Kontemplasi : HASTAG (9)

Kamis, 06 Desember 2012


#noCASH

Saya harus mengakui soal keterbatasan pengetahuan dan pemahaman tentang ekonomi. Pertama karena saya tak pernah belajar khusus soal itu dan kedua kerap kali saya bingung ketika terlibat dalam perbincangan soal ekonomi yang menurut saya rumit karena tak selalu benar-benar dibahas dalam kerangka ekonomi, melainkan bias dengan agenda atau pandangan lain terkait politik, sosial, budaya dan sebagainya.

Banyak paham dan gagasan ekonomi berseliweran, mulai dari sosialis, liberalis, kapitalis, kapitalis liberal, ,neo kapitalis, kooperasi, neo liberalis, syariah dengan berbagai variannya.

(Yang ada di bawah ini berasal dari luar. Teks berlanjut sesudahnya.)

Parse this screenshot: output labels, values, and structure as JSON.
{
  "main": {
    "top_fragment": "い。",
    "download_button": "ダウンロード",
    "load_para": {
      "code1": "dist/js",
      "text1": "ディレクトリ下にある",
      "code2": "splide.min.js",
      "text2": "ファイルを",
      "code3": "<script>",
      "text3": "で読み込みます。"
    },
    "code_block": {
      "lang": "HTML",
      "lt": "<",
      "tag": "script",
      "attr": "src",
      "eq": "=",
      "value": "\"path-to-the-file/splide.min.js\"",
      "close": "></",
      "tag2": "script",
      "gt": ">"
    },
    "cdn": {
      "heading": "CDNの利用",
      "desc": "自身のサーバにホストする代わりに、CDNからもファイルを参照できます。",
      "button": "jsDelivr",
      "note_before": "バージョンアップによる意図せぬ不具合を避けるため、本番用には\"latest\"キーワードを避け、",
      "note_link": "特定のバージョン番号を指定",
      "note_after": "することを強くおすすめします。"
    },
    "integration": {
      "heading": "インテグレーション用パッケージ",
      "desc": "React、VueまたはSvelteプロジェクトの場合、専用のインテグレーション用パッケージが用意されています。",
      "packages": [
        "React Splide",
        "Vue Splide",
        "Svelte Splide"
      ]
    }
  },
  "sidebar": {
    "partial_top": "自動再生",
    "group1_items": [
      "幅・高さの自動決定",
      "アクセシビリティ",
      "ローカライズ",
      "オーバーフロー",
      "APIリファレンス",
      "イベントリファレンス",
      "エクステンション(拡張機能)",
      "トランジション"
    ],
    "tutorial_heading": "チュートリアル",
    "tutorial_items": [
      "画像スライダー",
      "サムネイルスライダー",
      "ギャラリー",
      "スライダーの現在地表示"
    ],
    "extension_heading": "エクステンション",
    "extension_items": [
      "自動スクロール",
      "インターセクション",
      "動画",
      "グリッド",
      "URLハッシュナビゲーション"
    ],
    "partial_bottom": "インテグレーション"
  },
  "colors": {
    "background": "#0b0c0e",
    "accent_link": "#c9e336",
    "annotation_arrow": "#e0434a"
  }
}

Seolah yang satu meniadakan yang lain, yang satu lebih baik dari yang lainnya walau sebenarnya nyaris tak ada satu negarapun yang benar-benar menerapkan secara absolut satu sistem ekonomi tertentu.

Dari segala ajaran ekonomi baik yang sengaja maupun tidak mampir ke kepala saya, apa yang saya terima dan pahami secara sadar adalah ajaran tentang jangan berhutang. Hindari hutang sebisa mungkin atau hadapi masalah sampai titik darah penghabisan sebelum memutuskan berhutang. Saya setuju dengan ajaran ini karena hutang bukan hanya merupakan perilaku ekonomi, melainkan juga berdampak sosial dan psikologis. Pemberi dan penerima hutang sama-sama bisa mengalami masalah jika hutang piutangnya tidak beres.

Karena meyakini ajaran yang tentu saja dipandang naif untuk jaman ini, saya menjadi bingung ketika melihat perjanjian hutang piutang disiarkan dalam berita. Penerima dan pemberi hutang dengan baju necis berdiri menandatangani dokumen dan kemudian salaman sambil tersenyum-senyum. Yang memberi hutang dan menerima hutang sama-sama senang.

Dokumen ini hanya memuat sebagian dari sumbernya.